Thiago Jucá mostra como o ensino religioso confessional está na contramão de uma educação científica
“Quando nossas crianças tiverem uma educação científica reflexiva, crítica e de qualidade seremos milhões marchando pela ciência.”
O ano de 2017 marca os vintes anos da morte do Patrono da Educação Brasileira, Paulo Freire. Talvez o grande legado da obra de Paulo Freire, sobretudo nos livros Pedagogia da Autonomia e Pedagogia do Oprimido, seja o da conscientização dos indivíduos com vistas à emancipação e à autonomia. Essa conscientização deve ser encarada como uma condição sine qua non para a ascensão social e, para a saída de outra, que é a da opressão. Pensando nisso, a educação científica do nosso país precisa ser inserida nesse contexto de conscientização, uma vez que a ciência é também uma janela de leitura da vida. Paulo Freire reforça essa ideia no livro “a Pedagogia da Autonomia” quando diz “Tenho pena e, às vezes, medo, do cientista demasiado seguro da segurança, senhor da verdade, e que não suspeita da historicidade do próprio saber”. Essa historicidade por sua vez, está pautada em uma consciência adquirida ao longo de séculos de produção do saber científico.
Um exemplo disso é que, agora em setembro, esse discurso de Paulo Freire – que permanece sempre atual – ganhou uma conotação ainda maior em decorrência do manifesto de 23 ganhadores de Prêmio Nobel endereçado ao presidente Temer, acerca dos cortes na ciência.
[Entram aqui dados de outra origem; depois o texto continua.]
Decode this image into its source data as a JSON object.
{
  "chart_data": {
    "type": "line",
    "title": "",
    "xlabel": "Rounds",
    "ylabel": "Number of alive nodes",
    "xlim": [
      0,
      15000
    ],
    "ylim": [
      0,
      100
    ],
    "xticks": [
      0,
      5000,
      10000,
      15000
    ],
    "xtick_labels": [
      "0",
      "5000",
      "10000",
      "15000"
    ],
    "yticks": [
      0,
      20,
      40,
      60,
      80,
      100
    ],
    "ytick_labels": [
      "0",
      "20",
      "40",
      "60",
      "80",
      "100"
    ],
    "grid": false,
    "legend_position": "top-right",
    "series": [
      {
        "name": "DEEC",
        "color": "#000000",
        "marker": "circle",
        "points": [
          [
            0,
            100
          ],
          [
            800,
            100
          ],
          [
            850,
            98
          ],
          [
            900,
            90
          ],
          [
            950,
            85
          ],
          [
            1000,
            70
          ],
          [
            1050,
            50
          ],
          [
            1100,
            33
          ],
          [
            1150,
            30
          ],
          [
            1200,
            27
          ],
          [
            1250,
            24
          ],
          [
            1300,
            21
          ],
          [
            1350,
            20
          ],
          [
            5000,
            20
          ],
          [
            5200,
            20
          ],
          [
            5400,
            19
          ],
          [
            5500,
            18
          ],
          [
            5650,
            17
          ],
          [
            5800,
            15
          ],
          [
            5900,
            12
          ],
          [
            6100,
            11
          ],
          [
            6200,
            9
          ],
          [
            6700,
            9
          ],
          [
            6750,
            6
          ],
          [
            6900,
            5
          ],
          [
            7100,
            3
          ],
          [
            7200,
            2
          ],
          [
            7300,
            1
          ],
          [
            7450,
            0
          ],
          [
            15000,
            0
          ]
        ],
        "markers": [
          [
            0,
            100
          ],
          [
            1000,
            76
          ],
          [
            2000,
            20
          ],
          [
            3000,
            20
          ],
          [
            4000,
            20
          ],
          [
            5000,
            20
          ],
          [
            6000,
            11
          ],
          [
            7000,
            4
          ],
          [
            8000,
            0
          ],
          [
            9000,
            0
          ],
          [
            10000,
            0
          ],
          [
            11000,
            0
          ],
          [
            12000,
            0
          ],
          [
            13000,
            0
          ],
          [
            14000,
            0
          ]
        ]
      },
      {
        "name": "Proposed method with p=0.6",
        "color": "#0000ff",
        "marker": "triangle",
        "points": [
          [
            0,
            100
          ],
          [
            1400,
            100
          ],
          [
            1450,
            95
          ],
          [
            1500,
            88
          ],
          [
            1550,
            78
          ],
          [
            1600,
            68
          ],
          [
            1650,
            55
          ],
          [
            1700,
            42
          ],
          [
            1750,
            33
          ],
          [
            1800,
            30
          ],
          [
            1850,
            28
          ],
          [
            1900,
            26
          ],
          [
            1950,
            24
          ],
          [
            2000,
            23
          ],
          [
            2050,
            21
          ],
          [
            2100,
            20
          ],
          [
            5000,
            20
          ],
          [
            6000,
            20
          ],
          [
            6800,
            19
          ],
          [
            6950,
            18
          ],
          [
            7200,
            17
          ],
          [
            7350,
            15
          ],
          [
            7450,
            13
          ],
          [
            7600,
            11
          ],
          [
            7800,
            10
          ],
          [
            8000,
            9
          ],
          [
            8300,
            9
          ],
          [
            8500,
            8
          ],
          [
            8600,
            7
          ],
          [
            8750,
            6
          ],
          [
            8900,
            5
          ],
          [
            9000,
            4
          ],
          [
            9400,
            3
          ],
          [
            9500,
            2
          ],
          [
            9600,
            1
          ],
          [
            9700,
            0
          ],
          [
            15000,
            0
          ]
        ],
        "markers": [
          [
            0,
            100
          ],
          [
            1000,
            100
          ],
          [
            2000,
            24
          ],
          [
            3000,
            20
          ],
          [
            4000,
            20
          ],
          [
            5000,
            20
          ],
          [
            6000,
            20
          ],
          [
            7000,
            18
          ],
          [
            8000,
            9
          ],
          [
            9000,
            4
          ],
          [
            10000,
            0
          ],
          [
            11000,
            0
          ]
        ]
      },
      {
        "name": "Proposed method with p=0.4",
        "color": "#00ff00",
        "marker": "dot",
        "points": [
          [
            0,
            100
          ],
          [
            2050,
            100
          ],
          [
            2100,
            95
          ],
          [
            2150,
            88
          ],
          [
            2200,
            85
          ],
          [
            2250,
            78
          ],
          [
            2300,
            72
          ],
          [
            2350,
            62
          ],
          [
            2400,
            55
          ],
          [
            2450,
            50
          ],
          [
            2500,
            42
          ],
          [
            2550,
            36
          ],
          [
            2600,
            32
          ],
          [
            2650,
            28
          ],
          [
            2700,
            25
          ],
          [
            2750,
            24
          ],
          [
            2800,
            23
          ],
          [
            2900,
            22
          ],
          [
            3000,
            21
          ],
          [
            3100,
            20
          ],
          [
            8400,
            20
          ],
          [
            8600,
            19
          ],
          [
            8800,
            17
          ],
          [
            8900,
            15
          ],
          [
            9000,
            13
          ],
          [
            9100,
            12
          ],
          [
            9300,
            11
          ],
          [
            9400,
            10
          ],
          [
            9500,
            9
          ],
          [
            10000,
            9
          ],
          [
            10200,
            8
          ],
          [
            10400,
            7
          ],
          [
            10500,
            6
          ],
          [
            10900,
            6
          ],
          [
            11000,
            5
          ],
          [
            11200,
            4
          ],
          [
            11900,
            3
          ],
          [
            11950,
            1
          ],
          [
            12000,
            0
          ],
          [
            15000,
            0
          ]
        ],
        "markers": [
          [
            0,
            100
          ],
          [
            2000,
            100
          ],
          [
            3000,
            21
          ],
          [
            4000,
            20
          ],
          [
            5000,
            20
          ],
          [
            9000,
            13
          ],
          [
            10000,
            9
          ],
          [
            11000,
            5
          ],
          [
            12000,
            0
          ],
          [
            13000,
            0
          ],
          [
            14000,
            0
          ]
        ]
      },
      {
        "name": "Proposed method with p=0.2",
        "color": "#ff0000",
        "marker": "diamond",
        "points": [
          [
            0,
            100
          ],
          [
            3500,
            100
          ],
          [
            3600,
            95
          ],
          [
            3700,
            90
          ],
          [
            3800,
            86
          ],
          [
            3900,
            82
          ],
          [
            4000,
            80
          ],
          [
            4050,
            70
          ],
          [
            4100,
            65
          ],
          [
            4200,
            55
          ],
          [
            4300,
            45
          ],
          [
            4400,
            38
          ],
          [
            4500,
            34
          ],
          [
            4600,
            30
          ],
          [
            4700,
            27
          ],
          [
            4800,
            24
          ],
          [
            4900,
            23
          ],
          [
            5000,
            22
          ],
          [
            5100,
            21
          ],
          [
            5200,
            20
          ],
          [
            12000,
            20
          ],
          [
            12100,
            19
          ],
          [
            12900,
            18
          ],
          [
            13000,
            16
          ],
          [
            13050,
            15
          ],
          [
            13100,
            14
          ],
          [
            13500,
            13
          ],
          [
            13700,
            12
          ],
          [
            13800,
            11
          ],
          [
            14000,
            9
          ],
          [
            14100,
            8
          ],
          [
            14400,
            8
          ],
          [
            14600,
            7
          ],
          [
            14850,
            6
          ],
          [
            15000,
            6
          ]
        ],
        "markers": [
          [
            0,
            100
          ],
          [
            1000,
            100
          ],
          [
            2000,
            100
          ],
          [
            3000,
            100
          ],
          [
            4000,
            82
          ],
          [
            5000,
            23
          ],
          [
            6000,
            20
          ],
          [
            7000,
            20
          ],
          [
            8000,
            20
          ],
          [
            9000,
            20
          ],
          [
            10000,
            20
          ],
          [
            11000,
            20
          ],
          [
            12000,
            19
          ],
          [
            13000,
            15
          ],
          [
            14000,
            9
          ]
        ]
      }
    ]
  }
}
Esse manifesto mostra que os laureados não só não estão alheios, como reconhecem que, sem sombra de dúvidas, o desenvolvimento científico de uma nação também representa uma condição redentora e um meio de ascensão social já que, esses cortes ameaçam o futuro do Brasil.
Mas o avanço científico não está comprometido unicamente por uma questão orçamentária. É preciso discutir a educação científica do nosso povo. Nos últimos anos, por exemplo, tem surgido uma resistência enorme de alguns grupos da sociedade civil, em especial, aqueles atrelados a algumas religiões, seitas e crenças que não satisfeitos em limitar, impedir e, até banir o ensino de evolução nas escolas, querem substituí-lo por disciplinas de caráter exclusivamente não científico.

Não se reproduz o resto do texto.